A Curious Tale about Marvel: Stories and their tellers.

An extremely interesting read on Stan Lee. One thing that I found most interesting is the ponderous question:  How are comic book artists and creators treated in the 21st century (as opposed to the past)? Given the challenge that this particular journalist poses to us, I'm rather saddened that he didn't get more time with Lee.

I think we (in the 21st century) could all use a bit more reality and considerably less sensationalism. What makes stories power, what makes them hit home, is precisely what makes this piece meaningful: reality. You ask a question and expect an answer.

In my own case, I've got no allegiances when it comes to comics. I'm just a random passerby who happens to enjoy the stories. But, I'm like that with everything. I enjoy what I can try when it is good (or at least, when it is human and real), and whether that is a gritty portmanteau or a poorly crafted film adaptation of the Fantastic 4 made all the more real because it was trying to keep the copyrights to the film in the hands of said director, or, perhaps, the story of two people, Jack Kirby and "Mr. Marvel", Stanley Martin Leiber, a.k.a. "Stan Lee", and the life-long struggle of comic creators. Stan was, ultimately, he admits, "a salaryman", paid by his job titles and not his creations.
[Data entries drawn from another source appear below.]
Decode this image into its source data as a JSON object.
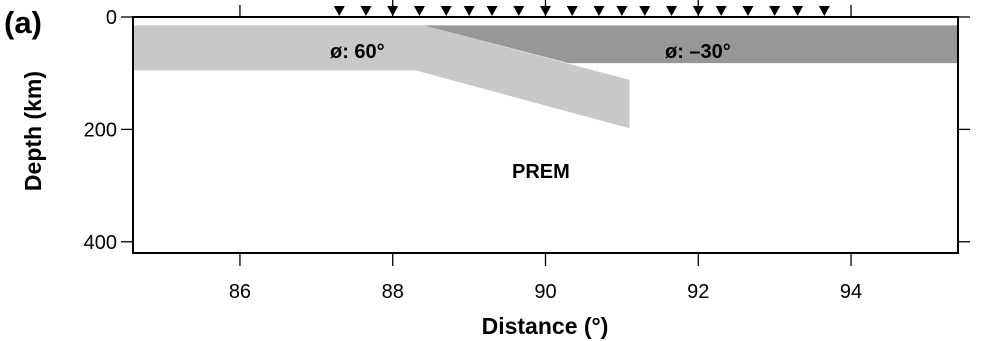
{
  "panel_label": "(a)",
  "axes": {
    "xlabel": "Distance (°)",
    "ylabel": "Depth (km)",
    "xlim": [
      84.6,
      95.4
    ],
    "ylim": [
      0,
      420
    ],
    "x_ticks": [
      86,
      88,
      90,
      92,
      94
    ],
    "x_tick_labels": [
      "86",
      "88",
      "90",
      "92",
      "94"
    ],
    "y_ticks": [
      0,
      200,
      400
    ],
    "y_tick_labels": [
      "0",
      "200",
      "400"
    ]
  },
  "stations": {
    "x_deg": [
      87.3,
      87.65,
      88.0,
      88.35,
      88.7,
      89.0,
      89.3,
      89.65,
      90.0,
      90.35,
      90.7,
      91.0,
      91.3,
      91.65,
      92.0,
      92.3,
      92.65,
      93.0,
      93.3,
      93.65
    ],
    "flagged_x_deg": [
      88.0,
      90.0,
      92.0
    ]
  },
  "layers": [
    {
      "name": "slab-right",
      "fill": "#979797",
      "polygon_deg_km": [
        [
          88.4,
          15
        ],
        [
          95.4,
          15
        ],
        [
          95.4,
          82
        ],
        [
          90.3,
          82
        ]
      ]
    },
    {
      "name": "slab-left",
      "fill": "#c8c8c8",
      "polygon_deg_km": [
        [
          84.6,
          15
        ],
        [
          88.4,
          15
        ],
        [
          91.1,
          112
        ],
        [
          91.1,
          198
        ],
        [
          88.3,
          95
        ],
        [
          84.6,
          95
        ]
      ]
    }
  ],
  "labels": {
    "phi_left": "ø: 60°",
    "phi_right": "ø: –30°",
    "model": "PREM"
  },
  "colors": {
    "frame": "#000000",
    "light_gray": "#c8c8c8",
    "dark_gray": "#979797"
  }
}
In the end, whether we're writing stories about Lawrence Lessig attacking the social construct of a corrupted Polis election system or the convoluted content rights problem, society will still want, as Neil Postman might describe, "stories of meaning". We all need tales that are human, tales that tell us who and what we are, and what ultimately makes us different or similar to other things—flexing those immortal boundaries and providing sense to who we truly are—an identity, a ferocity, a power unlike others—the power of truth.

And when it comes down it it, the truth is—"Mr. Marvel" is just another character in a rather interesting story we humans craft through our lives and livelihoods. A story formed by our organizations, our structural lines, our creeds, our ideas, and our ideologies. Perhaps, as Jack Kirby's character, Loki, is so fond of proclaiming, we are "so petulant, inferior [of] creatures", for we spend our days fighting amongst each other and never truly appreciate what we have been given through the combined efforts of one another (or "collective cooperation" as S.I. Hayakawa might profess)—respecting each piece, and each player in that great production: life. Perhaps, we, oh, so petty mortal kind, shall meet out fate on the annals of universal history, to be deemed deficient.

Of these things, I cannot tell, but what I can, of those limited experiences I know, within the bounds of bare reason, is humanity needs stories that teach us who we are and storytellers who are not afraid, not matter the consequences or the costs, to tell us—even if we ourselves are too scared to admit it (or to acknowledge the results)—what being human is all about.